Better: use a separate category for each option's presence, but that explodes frames. Instead, use a single category OptionsPresent with choices like just -i, -k and -s, etc., but that's manual combination. The correct approach: use if and single to let the tool combine.

3. Use Selector Expressions

For -k substring, valid substrings: exists in file, does not exist, empty string. Use if to only include when -k is present.

Category: Substring
  Choice: present_in_file
  Choice: not_present
  Choice: empty
  If OptionType == -k

Avoiding Common Mistakes

Many students manually combine choices (e.g., adding a choice add and multiply in one category). Instead, let the tool generate combos using constraints. Also, keep the number of frames between 50 and 90. Use properties to mark error cases (like missing file) so they appear but don't count toward the lower bound? Actually, all frames count. If you have too many, add constraints to reduce. If too few, add more categories like LineCount (1 line, multiple lines) or SpecialCharacters.

Example TSL Snippet

Category: File
  Choice: exists
  Choice: missing error
  Choice: empty

Category: OptionCombination
  Choice: none
  Choice: single single
  Choice: multiple

Category: OptionType
  Choice: -i
  Choice: -k
  Choice: -s
  Choice: -p
  Choice: -d
  Choice: -r
  If OptionCombination == single

Category: Substring
  Choice: present
  Choice: absent
  Choice: empty
  If OptionType == -k

Category: SuffixLength
  Choice: valid
  Choice: zero
  If OptionType == -s

Then run TSLCompiler to get frames. Each frame becomes a test case in JUnit.

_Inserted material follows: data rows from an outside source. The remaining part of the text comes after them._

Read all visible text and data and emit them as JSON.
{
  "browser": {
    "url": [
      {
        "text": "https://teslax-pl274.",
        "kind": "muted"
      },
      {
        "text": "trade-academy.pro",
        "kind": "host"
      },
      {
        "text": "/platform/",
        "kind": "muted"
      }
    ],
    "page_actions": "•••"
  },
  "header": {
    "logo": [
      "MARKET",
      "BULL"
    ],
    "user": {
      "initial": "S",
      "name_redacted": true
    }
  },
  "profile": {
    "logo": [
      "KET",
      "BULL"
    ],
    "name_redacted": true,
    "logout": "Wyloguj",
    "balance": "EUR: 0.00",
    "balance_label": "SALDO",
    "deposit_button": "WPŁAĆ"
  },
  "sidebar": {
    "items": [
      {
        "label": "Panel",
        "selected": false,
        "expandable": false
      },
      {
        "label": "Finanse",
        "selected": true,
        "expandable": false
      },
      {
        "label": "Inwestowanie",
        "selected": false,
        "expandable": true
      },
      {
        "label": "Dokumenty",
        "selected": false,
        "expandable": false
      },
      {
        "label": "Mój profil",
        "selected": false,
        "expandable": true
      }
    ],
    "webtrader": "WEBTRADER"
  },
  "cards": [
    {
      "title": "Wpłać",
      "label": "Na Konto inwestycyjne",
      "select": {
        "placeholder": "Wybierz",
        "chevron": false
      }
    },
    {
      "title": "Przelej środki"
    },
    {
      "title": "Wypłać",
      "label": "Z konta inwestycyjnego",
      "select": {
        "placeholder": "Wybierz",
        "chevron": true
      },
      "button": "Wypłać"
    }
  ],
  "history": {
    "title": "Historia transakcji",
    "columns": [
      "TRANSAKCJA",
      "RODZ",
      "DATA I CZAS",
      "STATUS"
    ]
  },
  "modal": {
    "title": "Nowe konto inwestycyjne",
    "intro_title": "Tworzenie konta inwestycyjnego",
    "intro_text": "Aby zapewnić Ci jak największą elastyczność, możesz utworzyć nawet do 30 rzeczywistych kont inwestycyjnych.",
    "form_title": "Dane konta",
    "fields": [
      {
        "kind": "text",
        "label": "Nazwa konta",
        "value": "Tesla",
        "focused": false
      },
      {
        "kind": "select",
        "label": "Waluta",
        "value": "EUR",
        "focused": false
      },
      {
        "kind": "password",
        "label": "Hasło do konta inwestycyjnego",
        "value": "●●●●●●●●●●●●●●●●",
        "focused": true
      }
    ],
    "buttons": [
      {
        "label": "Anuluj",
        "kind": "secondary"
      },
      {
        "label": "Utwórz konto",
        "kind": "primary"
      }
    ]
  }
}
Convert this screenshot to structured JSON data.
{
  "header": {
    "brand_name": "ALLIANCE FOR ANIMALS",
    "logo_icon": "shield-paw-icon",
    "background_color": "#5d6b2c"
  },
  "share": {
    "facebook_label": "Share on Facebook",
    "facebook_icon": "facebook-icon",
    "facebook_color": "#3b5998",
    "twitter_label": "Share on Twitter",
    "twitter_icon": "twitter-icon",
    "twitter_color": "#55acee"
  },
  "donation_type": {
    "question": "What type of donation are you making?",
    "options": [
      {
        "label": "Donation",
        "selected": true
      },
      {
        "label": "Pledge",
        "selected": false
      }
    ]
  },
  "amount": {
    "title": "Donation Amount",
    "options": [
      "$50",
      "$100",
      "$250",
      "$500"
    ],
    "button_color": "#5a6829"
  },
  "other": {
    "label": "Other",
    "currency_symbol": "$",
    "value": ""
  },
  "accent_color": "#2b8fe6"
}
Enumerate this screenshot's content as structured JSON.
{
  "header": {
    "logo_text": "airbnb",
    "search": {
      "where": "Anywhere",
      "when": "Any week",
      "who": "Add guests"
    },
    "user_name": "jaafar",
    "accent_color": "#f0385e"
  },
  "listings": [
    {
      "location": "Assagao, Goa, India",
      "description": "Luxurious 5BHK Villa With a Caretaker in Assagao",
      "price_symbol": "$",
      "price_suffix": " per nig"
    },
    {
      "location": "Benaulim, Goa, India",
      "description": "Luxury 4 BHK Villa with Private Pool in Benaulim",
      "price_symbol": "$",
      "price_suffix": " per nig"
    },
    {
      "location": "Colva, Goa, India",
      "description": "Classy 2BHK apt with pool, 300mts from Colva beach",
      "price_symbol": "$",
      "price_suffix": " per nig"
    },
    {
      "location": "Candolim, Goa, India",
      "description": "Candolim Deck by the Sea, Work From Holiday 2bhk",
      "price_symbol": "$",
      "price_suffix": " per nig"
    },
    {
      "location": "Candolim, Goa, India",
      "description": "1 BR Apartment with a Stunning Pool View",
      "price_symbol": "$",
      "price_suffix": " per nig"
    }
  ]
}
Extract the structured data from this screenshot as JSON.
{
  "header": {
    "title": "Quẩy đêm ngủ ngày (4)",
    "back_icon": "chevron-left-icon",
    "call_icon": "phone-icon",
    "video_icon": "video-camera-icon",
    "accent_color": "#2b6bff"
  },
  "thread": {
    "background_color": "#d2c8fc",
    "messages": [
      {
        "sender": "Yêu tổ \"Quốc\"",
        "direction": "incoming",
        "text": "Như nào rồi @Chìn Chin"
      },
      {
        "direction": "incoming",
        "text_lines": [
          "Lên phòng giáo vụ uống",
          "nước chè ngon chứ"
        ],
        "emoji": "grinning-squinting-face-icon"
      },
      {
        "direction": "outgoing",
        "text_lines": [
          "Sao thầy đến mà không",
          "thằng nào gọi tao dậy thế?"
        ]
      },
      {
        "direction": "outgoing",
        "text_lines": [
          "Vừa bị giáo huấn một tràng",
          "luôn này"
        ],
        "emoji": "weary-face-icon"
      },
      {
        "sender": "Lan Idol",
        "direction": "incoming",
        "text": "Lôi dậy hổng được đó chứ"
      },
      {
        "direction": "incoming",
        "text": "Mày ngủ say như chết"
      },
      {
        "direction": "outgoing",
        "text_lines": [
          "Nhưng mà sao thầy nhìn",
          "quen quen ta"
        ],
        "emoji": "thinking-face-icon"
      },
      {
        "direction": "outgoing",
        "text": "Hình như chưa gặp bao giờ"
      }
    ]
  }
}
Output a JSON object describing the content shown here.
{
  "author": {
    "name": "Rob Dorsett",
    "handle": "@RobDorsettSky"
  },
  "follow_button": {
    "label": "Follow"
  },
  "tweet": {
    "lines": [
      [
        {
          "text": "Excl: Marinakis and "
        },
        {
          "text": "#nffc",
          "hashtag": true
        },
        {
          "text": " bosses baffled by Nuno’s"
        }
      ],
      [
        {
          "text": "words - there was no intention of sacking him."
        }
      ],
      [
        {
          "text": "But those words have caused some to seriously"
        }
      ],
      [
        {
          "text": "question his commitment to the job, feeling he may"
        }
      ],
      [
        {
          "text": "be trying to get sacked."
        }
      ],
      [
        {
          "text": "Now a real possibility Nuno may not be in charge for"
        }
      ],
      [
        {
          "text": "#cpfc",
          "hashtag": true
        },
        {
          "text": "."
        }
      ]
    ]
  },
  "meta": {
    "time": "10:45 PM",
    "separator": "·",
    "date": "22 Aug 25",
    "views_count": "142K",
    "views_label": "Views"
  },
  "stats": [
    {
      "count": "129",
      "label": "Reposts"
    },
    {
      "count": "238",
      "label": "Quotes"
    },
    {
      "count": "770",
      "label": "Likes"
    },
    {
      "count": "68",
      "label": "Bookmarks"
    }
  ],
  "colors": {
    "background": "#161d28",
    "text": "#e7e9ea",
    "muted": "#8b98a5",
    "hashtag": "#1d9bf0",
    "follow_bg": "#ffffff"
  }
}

Trend Connection: Testing Like a Pro

Think of this like testing a new AI chatbot feature: you need to cover diverse inputs, edge cases, and error handling. Just as developers test prompt variations and system limits, you're ensuring edittxt handles all valid and invalid arguments gracefully. This skill is in high demand as apps become more complex.

Implementing Test Cases in JUnit

Once you have test frames, convert them to JUnit tests. Use the provided MainTest skeleton. For each frame, call Main.main(args) with appropriate args and assert on stdout/stderr. For error cases, expect usage message on stderr. For valid cases, check transformed output.

@Test
public void testFileMissing() {
    String[] args = {"missing.txt"};
    ByteArrayOutputStream err = new ByteArrayOutputStream();
    System.setErr(new PrintStream(err));
    Main.main(args);
    assertTrue(err.toString().contains("Usage"));
}

Final Tips for Deliverable 1

  • Use the TSLCompiler on Linux (same as Gradescope).
  • Include at least 50 frames; aim for 70-80 to be safe.
  • Review the provided cp-example.txt for format reference.
  • Post on Ed Discussion if you hit tool issues.

By mastering category-partition testing, you'll not only ace this deliverable but also build a skill essential for software quality assurance. Good luck!